II. Whether the failure to appoint counsel to represent Holder at his revocation hearing violated his state and federal constitutional rights.

P12. Holder argues that he should have been appointed counsel for the hearing regarding the revocation of his probation. However, a defendant does not have a right to counsel at a revocation hearing, unless the circuit court determines that appointment of counsel is necessary because " the issues relevant to the hearing are complex or difficult to develop." Smith v. State, 94 So.3d 335, 341 (P18) (Miss. Ct. App. 2011) (citation omitted). The matter at issue here -- whether Holder provided an address that he knew to be false on his sex-offender-registry form -- was not complex. Holder admitted that he provided his former address on the form. Furthermore, the State found that Holder gave false information regarding his temporary address at the motel. We fail to see how the presence of counsel would have affected the outcome of the hearing.
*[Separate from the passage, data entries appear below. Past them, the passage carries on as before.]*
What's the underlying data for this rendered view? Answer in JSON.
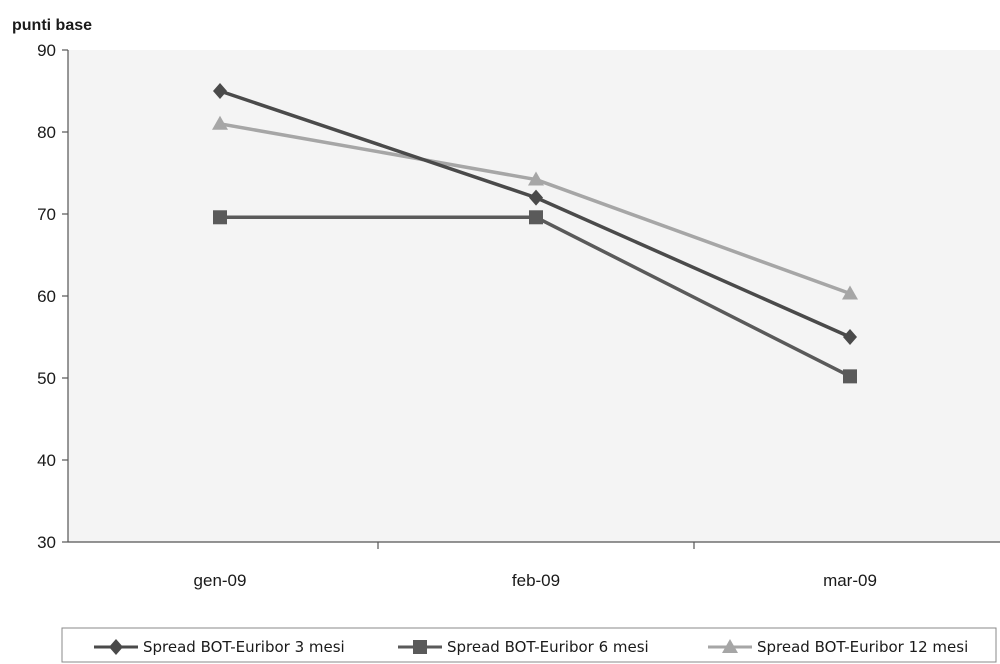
{
  "chart_data": {
    "type": "line",
    "ylabel": "punti base",
    "xlabel": "",
    "title": "",
    "categories": [
      "gen-09",
      "feb-09",
      "mar-09"
    ],
    "ylim": [
      30,
      90
    ],
    "yticks": [
      30,
      40,
      50,
      60,
      70,
      80,
      90
    ],
    "grid": false,
    "legend_position": "bottom",
    "series": [
      {
        "name": "Spread BOT-Euribor 3 mesi",
        "values": [
          85,
          72,
          55
        ],
        "marker": "diamond",
        "color": "#4a4a4a"
      },
      {
        "name": "Spread BOT-Euribor 6 mesi",
        "values": [
          69.6,
          69.6,
          50.2
        ],
        "marker": "square",
        "color": "#5a5a5a"
      },
      {
        "name": "Spread BOT-Euribor 12 mesi",
        "values": [
          81,
          74.2,
          60.3
        ],
        "marker": "triangle",
        "color": "#a6a6a6"
      }
    ]
  }
}
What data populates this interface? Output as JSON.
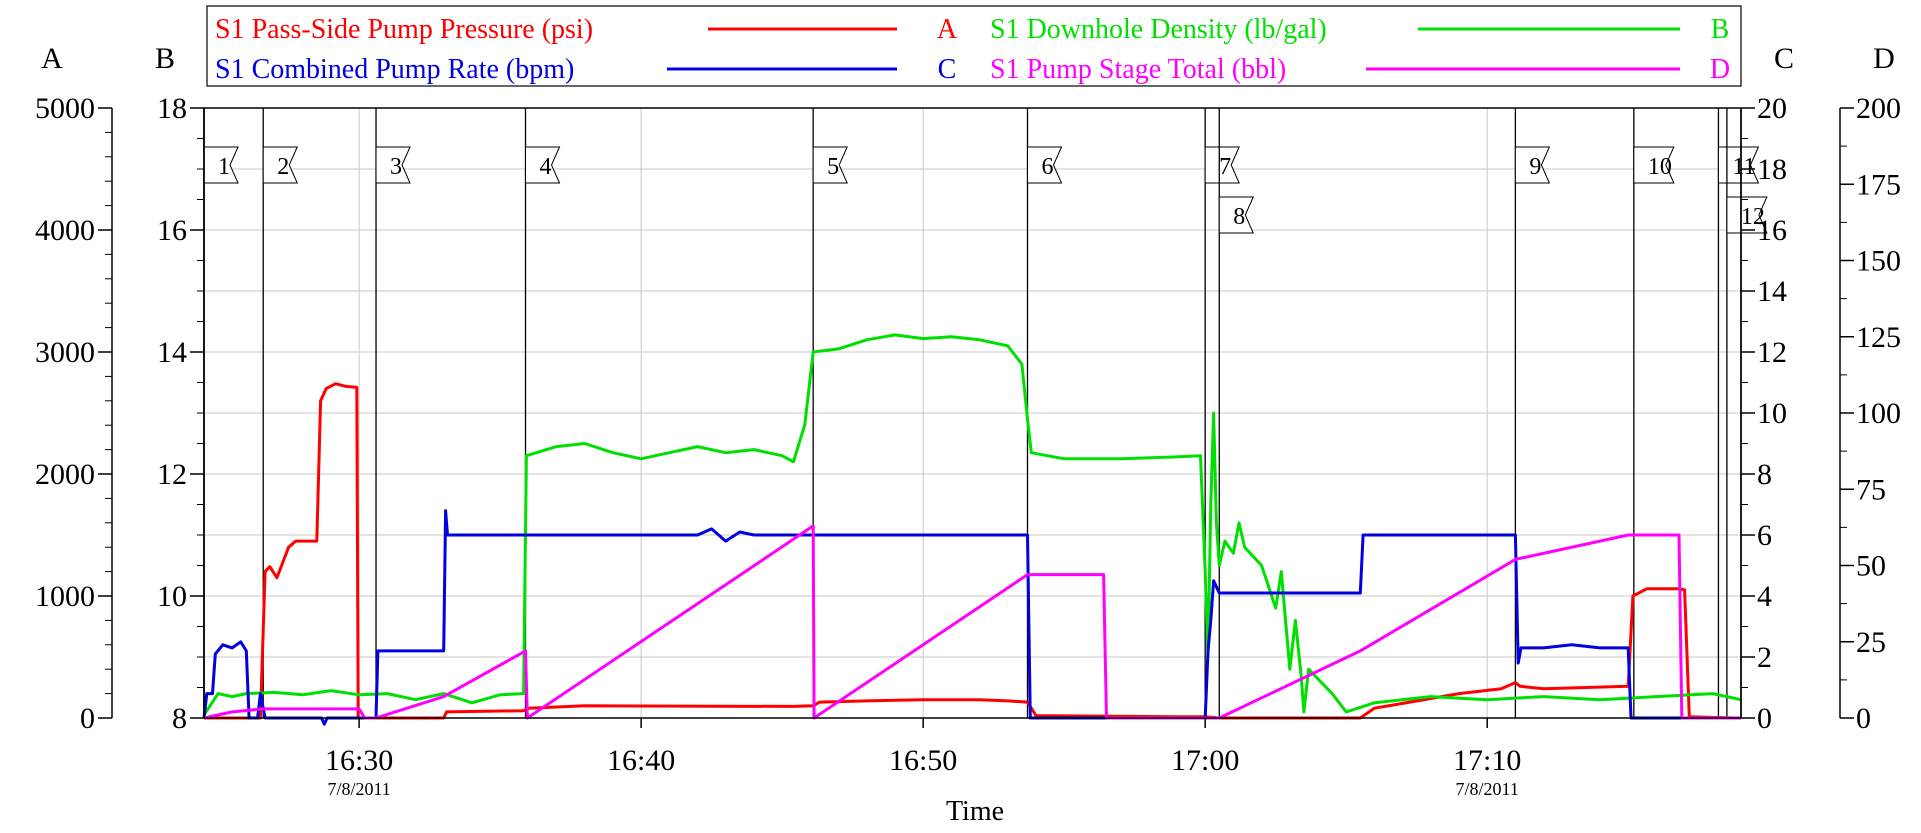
{
  "chart_data": {
    "type": "line",
    "xlabel": "Time",
    "x_range": [
      "16:24:30",
      "17:19:00"
    ],
    "x_ticks": [
      {
        "time": "16:30",
        "label": "16:30",
        "sublabel": "7/8/2011"
      },
      {
        "time": "16:40",
        "label": "16:40",
        "sublabel": ""
      },
      {
        "time": "16:50",
        "label": "16:50",
        "sublabel": ""
      },
      {
        "time": "17:00",
        "label": "17:00",
        "sublabel": ""
      },
      {
        "time": "17:10",
        "label": "17:10",
        "sublabel": "7/8/2011"
      }
    ],
    "grid": true,
    "axes": {
      "A": {
        "label": "A",
        "range": [
          0,
          5000
        ],
        "ticks": [
          "0",
          "1000",
          "2000",
          "3000",
          "4000",
          "5000"
        ]
      },
      "B": {
        "label": "B",
        "range": [
          8,
          18
        ],
        "ticks": [
          "8",
          "10",
          "12",
          "14",
          "16",
          "18"
        ]
      },
      "C": {
        "label": "C",
        "range": [
          0,
          20
        ],
        "ticks": [
          "0",
          "2",
          "4",
          "6",
          "8",
          "10",
          "12",
          "14",
          "16",
          "18",
          "20"
        ]
      },
      "D": {
        "label": "D",
        "range": [
          0,
          200
        ],
        "ticks": [
          "0",
          "25",
          "50",
          "75",
          "100",
          "125",
          "150",
          "175",
          "200"
        ]
      }
    },
    "legend": {
      "placement": "top",
      "entries": [
        {
          "name": "S1 Pass-Side Pump Pressure (psi)",
          "axis": "A",
          "color": "#ff0000"
        },
        {
          "name": "S1 Downhole Density (lb/gal)",
          "axis": "B",
          "color": "#00e000"
        },
        {
          "name": "S1 Combined Pump Rate (bpm)",
          "axis": "C",
          "color": "#0000e0"
        },
        {
          "name": "S1 Pump Stage Total (bbl)",
          "axis": "D",
          "color": "#ff00ff"
        }
      ]
    },
    "stages": [
      {
        "label": "1",
        "time": "16:24:30"
      },
      {
        "label": "2",
        "time": "16:26:36"
      },
      {
        "label": "3",
        "time": "16:30:36"
      },
      {
        "label": "4",
        "time": "16:35:54"
      },
      {
        "label": "5",
        "time": "16:46:06"
      },
      {
        "label": "6",
        "time": "16:53:42"
      },
      {
        "label": "7",
        "time": "17:00:00"
      },
      {
        "label": "8",
        "time": "17:00:30"
      },
      {
        "label": "9",
        "time": "17:11:00"
      },
      {
        "label": "10",
        "time": "17:15:12"
      },
      {
        "label": "11",
        "time": "17:18:12"
      },
      {
        "label": "12",
        "time": "17:18:30"
      }
    ],
    "series": [
      {
        "name": "S1 Pass-Side Pump Pressure (psi)",
        "axis": "A",
        "color": "#ff0000",
        "points": [
          [
            "16:24:30",
            0
          ],
          [
            "16:26:30",
            0
          ],
          [
            "16:26:40",
            1200
          ],
          [
            "16:26:50",
            1240
          ],
          [
            "16:27:05",
            1150
          ],
          [
            "16:27:15",
            1250
          ],
          [
            "16:27:30",
            1400
          ],
          [
            "16:27:45",
            1450
          ],
          [
            "16:28:30",
            1450
          ],
          [
            "16:28:38",
            2600
          ],
          [
            "16:28:50",
            2700
          ],
          [
            "16:29:10",
            2740
          ],
          [
            "16:29:30",
            2720
          ],
          [
            "16:29:55",
            2710
          ],
          [
            "16:29:58",
            0
          ],
          [
            "16:33:00",
            0
          ],
          [
            "16:33:06",
            50
          ],
          [
            "16:35:50",
            60
          ],
          [
            "16:36:00",
            80
          ],
          [
            "16:38:00",
            100
          ],
          [
            "16:45:24",
            95
          ],
          [
            "16:46:06",
            100
          ],
          [
            "16:46:20",
            130
          ],
          [
            "16:48:00",
            140
          ],
          [
            "16:50:00",
            150
          ],
          [
            "16:52:00",
            150
          ],
          [
            "16:53:00",
            140
          ],
          [
            "16:53:42",
            130
          ],
          [
            "16:54:00",
            20
          ],
          [
            "16:59:00",
            10
          ],
          [
            "17:00:00",
            10
          ],
          [
            "17:00:30",
            0
          ],
          [
            "17:04:00",
            0
          ],
          [
            "17:05:30",
            0
          ],
          [
            "17:06:00",
            80
          ],
          [
            "17:07:00",
            120
          ],
          [
            "17:08:00",
            160
          ],
          [
            "17:09:00",
            200
          ],
          [
            "17:10:30",
            240
          ],
          [
            "17:11:00",
            290
          ],
          [
            "17:11:10",
            260
          ],
          [
            "17:12:00",
            240
          ],
          [
            "17:15:00",
            260
          ],
          [
            "17:15:10",
            1000
          ],
          [
            "17:15:40",
            1060
          ],
          [
            "17:16:00",
            1060
          ],
          [
            "17:16:48",
            1060
          ],
          [
            "17:17:00",
            1050
          ],
          [
            "17:17:10",
            10
          ],
          [
            "17:18:48",
            0
          ]
        ]
      },
      {
        "name": "S1 Downhole Density (lb/gal)",
        "axis": "B",
        "color": "#00e000",
        "points": [
          [
            "16:24:30",
            8.05
          ],
          [
            "16:25:00",
            8.4
          ],
          [
            "16:25:30",
            8.35
          ],
          [
            "16:26:00",
            8.4
          ],
          [
            "16:27:00",
            8.42
          ],
          [
            "16:28:00",
            8.38
          ],
          [
            "16:29:00",
            8.45
          ],
          [
            "16:30:00",
            8.38
          ],
          [
            "16:31:00",
            8.4
          ],
          [
            "16:32:00",
            8.3
          ],
          [
            "16:33:00",
            8.4
          ],
          [
            "16:34:00",
            8.25
          ],
          [
            "16:35:00",
            8.38
          ],
          [
            "16:35:50",
            8.4
          ],
          [
            "16:35:56",
            12.3
          ],
          [
            "16:37:00",
            12.45
          ],
          [
            "16:38:00",
            12.5
          ],
          [
            "16:39:00",
            12.35
          ],
          [
            "16:40:00",
            12.25
          ],
          [
            "16:41:00",
            12.35
          ],
          [
            "16:42:00",
            12.45
          ],
          [
            "16:43:00",
            12.35
          ],
          [
            "16:44:00",
            12.4
          ],
          [
            "16:45:00",
            12.3
          ],
          [
            "16:45:24",
            12.2
          ],
          [
            "16:45:48",
            12.8
          ],
          [
            "16:46:06",
            14.0
          ],
          [
            "16:47:00",
            14.05
          ],
          [
            "16:48:00",
            14.2
          ],
          [
            "16:49:00",
            14.28
          ],
          [
            "16:50:00",
            14.22
          ],
          [
            "16:51:00",
            14.25
          ],
          [
            "16:52:00",
            14.2
          ],
          [
            "16:53:00",
            14.1
          ],
          [
            "16:53:30",
            13.8
          ],
          [
            "16:53:42",
            12.9
          ],
          [
            "16:53:50",
            12.35
          ],
          [
            "16:55:00",
            12.25
          ],
          [
            "16:57:00",
            12.25
          ],
          [
            "16:59:00",
            12.28
          ],
          [
            "16:59:50",
            12.3
          ],
          [
            "17:00:00",
            10.4
          ],
          [
            "17:00:06",
            9.0
          ],
          [
            "17:00:12",
            11.5
          ],
          [
            "17:00:18",
            13.0
          ],
          [
            "17:00:24",
            11.2
          ],
          [
            "17:00:30",
            10.5
          ],
          [
            "17:00:42",
            10.9
          ],
          [
            "17:01:00",
            10.7
          ],
          [
            "17:01:12",
            11.2
          ],
          [
            "17:01:24",
            10.8
          ],
          [
            "17:02:00",
            10.5
          ],
          [
            "17:02:30",
            9.8
          ],
          [
            "17:02:42",
            10.4
          ],
          [
            "17:03:00",
            8.8
          ],
          [
            "17:03:12",
            9.6
          ],
          [
            "17:03:24",
            8.7
          ],
          [
            "17:03:30",
            8.1
          ],
          [
            "17:03:40",
            8.8
          ],
          [
            "17:04:30",
            8.4
          ],
          [
            "17:05:00",
            8.1
          ],
          [
            "17:06:00",
            8.25
          ],
          [
            "17:08:00",
            8.35
          ],
          [
            "17:10:00",
            8.3
          ],
          [
            "17:12:00",
            8.35
          ],
          [
            "17:14:00",
            8.3
          ],
          [
            "17:16:00",
            8.35
          ],
          [
            "17:18:00",
            8.4
          ],
          [
            "17:19:00",
            8.3
          ]
        ]
      },
      {
        "name": "S1 Combined Pump Rate (bpm)",
        "axis": "C",
        "color": "#0000e0",
        "points": [
          [
            "16:24:30",
            0
          ],
          [
            "16:24:36",
            0.8
          ],
          [
            "16:24:48",
            0.8
          ],
          [
            "16:24:54",
            2.1
          ],
          [
            "16:25:10",
            2.4
          ],
          [
            "16:25:30",
            2.3
          ],
          [
            "16:25:48",
            2.5
          ],
          [
            "16:26:00",
            2.2
          ],
          [
            "16:26:06",
            0
          ],
          [
            "16:26:24",
            0
          ],
          [
            "16:26:30",
            0.8
          ],
          [
            "16:26:40",
            0
          ],
          [
            "16:28:40",
            0
          ],
          [
            "16:28:46",
            -0.2
          ],
          [
            "16:28:52",
            0
          ],
          [
            "16:30:36",
            0
          ],
          [
            "16:30:40",
            2.2
          ],
          [
            "16:33:00",
            2.2
          ],
          [
            "16:33:04",
            6.8
          ],
          [
            "16:33:08",
            6.0
          ],
          [
            "16:40:00",
            6.0
          ],
          [
            "16:42:00",
            6.0
          ],
          [
            "16:42:30",
            6.2
          ],
          [
            "16:43:00",
            5.8
          ],
          [
            "16:43:30",
            6.1
          ],
          [
            "16:44:00",
            6.0
          ],
          [
            "16:53:42",
            6.0
          ],
          [
            "16:53:48",
            0
          ],
          [
            "17:00:00",
            0
          ],
          [
            "17:00:06",
            2.2
          ],
          [
            "17:00:12",
            3.2
          ],
          [
            "17:00:18",
            4.5
          ],
          [
            "17:00:30",
            4.1
          ],
          [
            "17:05:30",
            4.1
          ],
          [
            "17:05:36",
            6.0
          ],
          [
            "17:11:00",
            6.0
          ],
          [
            "17:11:06",
            1.8
          ],
          [
            "17:11:12",
            2.3
          ],
          [
            "17:12:00",
            2.3
          ],
          [
            "17:13:00",
            2.4
          ],
          [
            "17:14:00",
            2.3
          ],
          [
            "17:15:00",
            2.3
          ],
          [
            "17:15:06",
            0
          ],
          [
            "17:19:00",
            0
          ]
        ]
      },
      {
        "name": "S1 Pump Stage Total (bbl)",
        "axis": "D",
        "color": "#ff00ff",
        "points": [
          [
            "16:24:30",
            0
          ],
          [
            "16:25:30",
            2
          ],
          [
            "16:26:36",
            3
          ],
          [
            "16:30:00",
            3
          ],
          [
            "16:30:12",
            0
          ],
          [
            "16:30:36",
            0
          ],
          [
            "16:33:00",
            7
          ],
          [
            "16:35:54",
            22
          ],
          [
            "16:35:58",
            0
          ],
          [
            "16:46:06",
            63
          ],
          [
            "16:46:08",
            0
          ],
          [
            "16:53:42",
            47
          ],
          [
            "16:56:24",
            47
          ],
          [
            "16:56:30",
            0
          ],
          [
            "17:00:30",
            0
          ],
          [
            "17:05:30",
            22
          ],
          [
            "17:11:00",
            52
          ],
          [
            "17:15:00",
            60
          ],
          [
            "17:16:48",
            60
          ],
          [
            "17:16:54",
            0
          ],
          [
            "17:19:00",
            0
          ]
        ]
      }
    ]
  }
}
¶13. Accordingly, we affirm the circuit court's denial of Holder's PCR motion.

¶14. THE JUDGMENT OF THE FORREST COUNTY CIRCUIT COURT DENYING THE MOTION FOR POST-CONVICTION RELIEF IS AFFIRMED. ALL COSTS OF THIS APPEAL ARE ASSESSED TO FORREST COUNTY.

LEE, C.J., IRVING AND GRIFFIS, P.JJ., ISHEE, ROBERTS, CARLTON, MAXWELL AND JAMES, JJ., CONCUR. FAIR, J., NOT PARTICIPATING.